Here is a partial transcript for the January 22 show:
MSNBC
MSNBC Live with Katy Tur
2:34 PM ET
KATY TUR: But after a massive disinformation push by the fossil fuel industry, including heavy lobbying and financial contributions to GOP Lawmakers and some Democrats, there has been a shift toward devastating denial and inaction even in the face of scientific consensus. Culminating in Donald Trump who was not just a climate skeptic, you could call him an outright climate denier, as president, and he also called global warming an expensive hoax. Over his four years in office, Donald Trump laid siege to environmentalism, he curtailed the clean power plan, he promoted coal and fracking, he denigrated clean energy. He claimed wind turbines cause cancer. He deregulated the oil and gas industries and pulled out of the Paris Climate Accord. All of the while natural disasters raged across United States and the world made worse by climate change. In fact, during Donald Trump's term eight million acres in California burned by wild fires. Last year alone we broke record for the frequency of named storms, 30 of them
…
GRETA THUNBERG: I think it is a crucial first step that the U.S. rejoin the Paris agreements. That is absolutely necessary to avoid the worst consequence of the climate crisis, and I, well the climate activists as well, we welcome that they say they're going to take it seriously and that they say it is an existential threat. But I guess time will tell if they will really act and fulfill their promises and of course their climate targets are not in line with the Paris agreements and so on, but I guess it's a start at least, it gets the discussion going.
…
TUR: You also argue it is not just about individual change, its systemic change. And what the fossil fuel industry does and what the bad actors do is put it on to the individual to say that you need to change your life in this way in order to change what is going on around us when the real estate is that we need big systemic changes across governments and the world in order to address what needs to bed as quickly as it needs to be addressed. On that subject, Greta, the Green New Deal is something that was proposed in our Congress here a few years ago. It was widely panned by conservatives, right-wing media, use it as a cudgel against Democrats, saying they want to steal your hamburgers, et cetra, a lot of disinformation. In Michael's book he argues that the problem with the Green New Deal that it was too broad, it folded in social in initiatives that were not necessarily central to the climate fight and that it enabled the bad actors to paint it with a broad negative brush and it alienated those who were a little uneasy about progressive social change. Is there a way to message on climate change and the need to fight it? The urgency of it, but in a moderate way?
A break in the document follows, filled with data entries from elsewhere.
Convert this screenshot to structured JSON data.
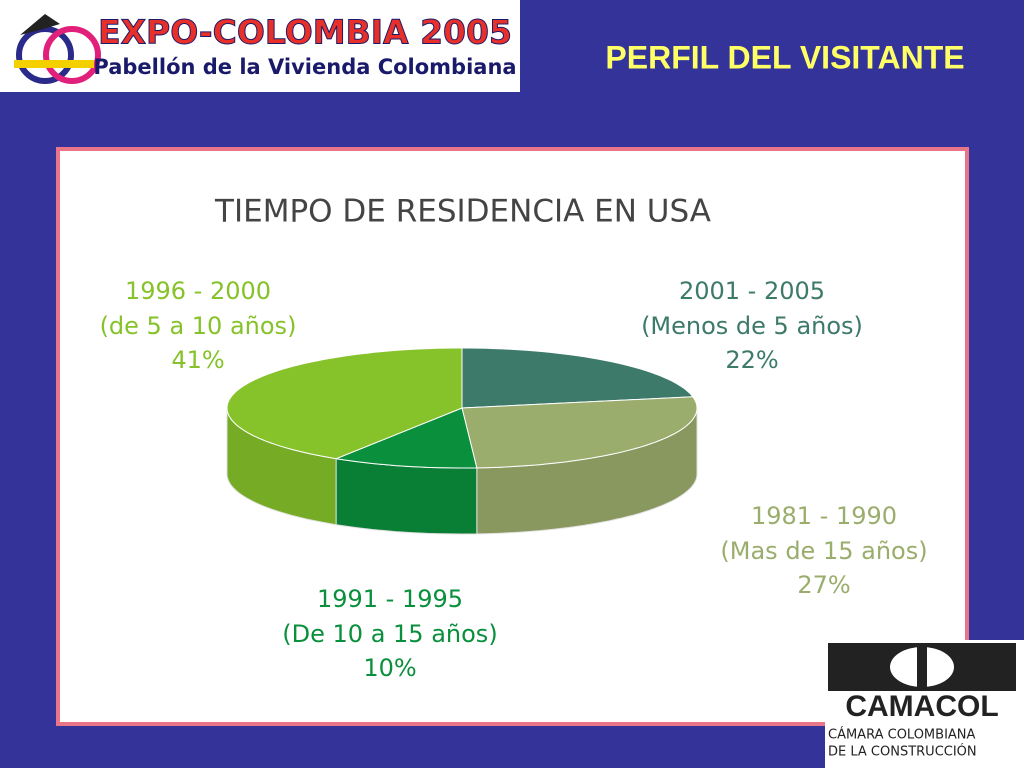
{
  "header": {
    "logo_title": "EXPO-COLOMBIA 2005",
    "logo_subtitle": "Pabellón de la Vivienda Colombiana",
    "title": "PERFIL DEL VISITANTE"
  },
  "chart_data": {
    "type": "pie",
    "title": "TIEMPO DE RESIDENCIA EN USA",
    "categories": [
      "2001 - 2005",
      "1981 - 1990",
      "1991 - 1995",
      "1996 - 2000"
    ],
    "descriptions": [
      "(Menos de 5 años)",
      "(Mas de 15 años)",
      "(De 10 a 15 años)",
      "(de 5 a 10 años)"
    ],
    "values": [
      22,
      27,
      10,
      41
    ],
    "value_labels": [
      "22%",
      "27%",
      "10%",
      "41%"
    ],
    "colors": [
      "#3d7a6a",
      "#9aad6c",
      "#0a8f3c",
      "#86c22a"
    ]
  },
  "footer": {
    "logo_name": "CAMACOL",
    "logo_line1": "CÁMARA COLOMBIANA",
    "logo_line2": "DE LA CONSTRUCCIÓN"
  }
}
THUNBERG: I mean, just to comment on that, how can we expect people will want climate action? How can we expect people to support any kind of planet action when the general pub welcome awareness is so low when it comes to the climate. We have not been made aware of what is happening because the climate crisis was never once treated as a crisis so how can we expect anything to happen when we are not treating this crisis like a crisis? And I mean, the Green New Deal, obviously, if you include crucial aspects like the aspects of equity and so on it’s very, very far from being enough [intelligible] the Paris Agreement and so on and that’s not that's my opinion. People may think that, but it is, it at least gets the discussion going and you could argue that we need more moderate suggestions, because that will at least get passed, and that it can be a way as long as we make clear, if it’s better than nothing that this is very, very far from being enough and so on. And we must also remember that we can't negotiate and compromise with the laws of physics.